What’s Happening with Pricing on Horse Farms and Homes in the Tryon Area Market?
Two things – which makes pricing these days a little tricky – part art, part science, part fact, part gut. Using comparable prices on similar sold listings is the way buyers, sellers and agents have come up with fair market values of properties forever. The bubble, especially in western North Carolina where many homes were bought as second or vacation homes, prices dropped and froze because there was too much inventory that nobody wanted. Buyers may have paid too much during the price escalation, or just could no longer afford to keep a house because of pressure from other conditions. So the market was flooded. There was no demand. Serious (or involuntary) sellers either reduced their prices to get them sold, or just waited. Many many properties in the Tryon area towns just sat or are still sitting on the market — for years.
Timing has always been a significant, often overlooked factor in buying houses. Last summer in the Tryon area towns marked a significant time for buyers and sellers. The area has re-emerged after the bubble not only as a magic Goldilocks zone – not too cold, not too hot, not too crowded, lots of clean air, open space and nature. A beautiful landing spot which now is becoming a trendy destination because of its quaint unspoiled small town lifestyle — suddenly attractive for millions of baby boomers aged 45-70 who can’t wait to get out of the freezing cold stress and noise into the warm bosom of the Carolina Foothills. Add a huge boost of sudden recognition as secret equestrian haven by the now internationally famed Tryon International Equestrian Center, and we have an important timing issue.

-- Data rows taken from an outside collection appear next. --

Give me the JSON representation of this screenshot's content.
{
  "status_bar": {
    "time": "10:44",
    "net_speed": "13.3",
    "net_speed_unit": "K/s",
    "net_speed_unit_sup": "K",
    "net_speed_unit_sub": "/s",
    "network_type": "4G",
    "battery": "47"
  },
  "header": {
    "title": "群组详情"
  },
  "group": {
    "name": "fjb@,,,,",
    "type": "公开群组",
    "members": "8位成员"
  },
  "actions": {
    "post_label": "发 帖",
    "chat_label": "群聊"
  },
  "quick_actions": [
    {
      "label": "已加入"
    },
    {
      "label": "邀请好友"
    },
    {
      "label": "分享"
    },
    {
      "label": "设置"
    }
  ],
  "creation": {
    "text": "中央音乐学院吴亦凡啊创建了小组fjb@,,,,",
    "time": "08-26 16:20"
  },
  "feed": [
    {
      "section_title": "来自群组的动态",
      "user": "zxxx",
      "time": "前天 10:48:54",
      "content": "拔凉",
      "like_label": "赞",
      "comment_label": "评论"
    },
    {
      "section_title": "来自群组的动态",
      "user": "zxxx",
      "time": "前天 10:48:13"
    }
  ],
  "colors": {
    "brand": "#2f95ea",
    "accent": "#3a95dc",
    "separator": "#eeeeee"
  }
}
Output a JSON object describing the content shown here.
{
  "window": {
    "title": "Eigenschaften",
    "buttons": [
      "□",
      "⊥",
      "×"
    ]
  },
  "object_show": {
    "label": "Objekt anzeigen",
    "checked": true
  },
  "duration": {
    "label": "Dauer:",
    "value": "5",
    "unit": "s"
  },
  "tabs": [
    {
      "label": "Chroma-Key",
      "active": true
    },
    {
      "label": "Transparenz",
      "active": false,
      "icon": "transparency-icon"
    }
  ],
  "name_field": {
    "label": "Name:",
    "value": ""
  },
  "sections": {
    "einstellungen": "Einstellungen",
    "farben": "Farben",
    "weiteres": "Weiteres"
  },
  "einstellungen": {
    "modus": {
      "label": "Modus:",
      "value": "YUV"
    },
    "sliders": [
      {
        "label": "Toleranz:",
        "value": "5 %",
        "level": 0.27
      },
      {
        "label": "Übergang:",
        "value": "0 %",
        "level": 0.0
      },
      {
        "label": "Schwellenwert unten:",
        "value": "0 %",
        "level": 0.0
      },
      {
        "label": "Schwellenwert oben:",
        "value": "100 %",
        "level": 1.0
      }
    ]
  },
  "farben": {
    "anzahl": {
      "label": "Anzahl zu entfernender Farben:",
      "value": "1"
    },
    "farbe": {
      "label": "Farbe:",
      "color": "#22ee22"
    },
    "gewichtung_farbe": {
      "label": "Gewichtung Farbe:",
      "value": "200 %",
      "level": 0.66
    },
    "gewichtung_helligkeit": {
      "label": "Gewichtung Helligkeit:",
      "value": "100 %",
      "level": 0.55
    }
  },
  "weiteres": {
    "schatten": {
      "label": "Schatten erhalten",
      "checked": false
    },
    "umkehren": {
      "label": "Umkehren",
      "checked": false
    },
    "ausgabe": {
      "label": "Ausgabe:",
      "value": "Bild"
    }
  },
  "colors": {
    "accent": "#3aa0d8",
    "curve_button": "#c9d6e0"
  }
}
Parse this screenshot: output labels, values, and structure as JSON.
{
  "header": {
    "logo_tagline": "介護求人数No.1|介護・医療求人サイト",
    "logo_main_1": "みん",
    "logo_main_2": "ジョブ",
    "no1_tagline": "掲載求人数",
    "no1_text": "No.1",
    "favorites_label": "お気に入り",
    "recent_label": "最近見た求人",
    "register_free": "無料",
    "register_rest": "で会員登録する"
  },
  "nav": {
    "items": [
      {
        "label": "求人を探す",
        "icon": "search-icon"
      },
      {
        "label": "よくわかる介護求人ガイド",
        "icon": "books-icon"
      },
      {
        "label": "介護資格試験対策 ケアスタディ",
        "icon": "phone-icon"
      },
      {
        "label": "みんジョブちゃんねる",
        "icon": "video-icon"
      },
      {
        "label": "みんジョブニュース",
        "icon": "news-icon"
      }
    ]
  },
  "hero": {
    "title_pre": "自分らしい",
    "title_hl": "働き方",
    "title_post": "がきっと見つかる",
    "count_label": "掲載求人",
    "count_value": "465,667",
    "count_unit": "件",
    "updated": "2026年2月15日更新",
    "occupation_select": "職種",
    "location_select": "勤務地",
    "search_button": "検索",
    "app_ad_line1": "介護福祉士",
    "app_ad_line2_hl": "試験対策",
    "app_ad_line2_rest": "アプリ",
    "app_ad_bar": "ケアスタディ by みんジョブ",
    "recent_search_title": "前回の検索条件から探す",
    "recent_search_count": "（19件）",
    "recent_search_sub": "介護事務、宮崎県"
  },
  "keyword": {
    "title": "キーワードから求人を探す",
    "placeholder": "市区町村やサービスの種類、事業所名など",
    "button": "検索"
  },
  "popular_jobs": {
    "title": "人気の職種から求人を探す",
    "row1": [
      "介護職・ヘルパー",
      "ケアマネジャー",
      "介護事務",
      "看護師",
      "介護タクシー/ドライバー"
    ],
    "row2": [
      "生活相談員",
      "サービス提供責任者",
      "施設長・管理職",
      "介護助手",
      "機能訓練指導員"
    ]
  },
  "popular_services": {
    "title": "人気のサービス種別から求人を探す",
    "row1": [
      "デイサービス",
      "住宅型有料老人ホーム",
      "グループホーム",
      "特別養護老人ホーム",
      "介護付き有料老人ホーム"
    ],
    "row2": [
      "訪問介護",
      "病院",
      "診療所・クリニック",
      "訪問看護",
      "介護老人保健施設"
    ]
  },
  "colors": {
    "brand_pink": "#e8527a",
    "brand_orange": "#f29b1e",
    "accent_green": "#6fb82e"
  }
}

Time affects pricing. The market has now had 7 or 8 years of falling and stalled out prices. All of the renewed interest in the area has created lots of selling activity – a large percentage of properties that have been for sale forever have all of a sudden been snapped up. So inventory is now very low. What that means in determining the market value of a property is a little more complicated than just comparing closed similar sales.
Recent numbers from data tracking companies now show that prices are being affected not by historic prices as much as by pressure from current active available inventory – which means that it’s a very good time to sell the type of properties that are in demand.
For example – available horse farms in Tryon’s Hunting Country Road area – the Golden Triangle, are now hard to find. Properties with enough land for horses priced under $500,000 are either old grandma houses with low ceilings and small dark rooms, tired 60s-90s standards, or so far flung from the high demand equestrian zone that they feel way out in the boonies. Updated equestrian properties with big sunny windows, high ceilings and master suites on the main floor are what
people want. Almost everything fitting this description is priced above $1,500,000 – way out of reach for most buyers coming to the area who need to stay in the $300,000 – $800,000 range. There is basically nothing to sell in these price points prices that are nice move-in- ready houses with pastures and a barn (investors take note – there’s a real need here).
Now that our phones and email boxes are starting to explode with interest from equestrians around the world, motivated and ready to move to where the action is, we’re
going to see pricing based on availability and features – historical pricing may go out the window. That doesn’t necessarily mean that everything will go up right away, it’s just time now to make some overdue adjustments based on current conditions. It’s an exciting time in the Tryon Area. The Spring event season is soon – saddle up and get ready for an interesting ride.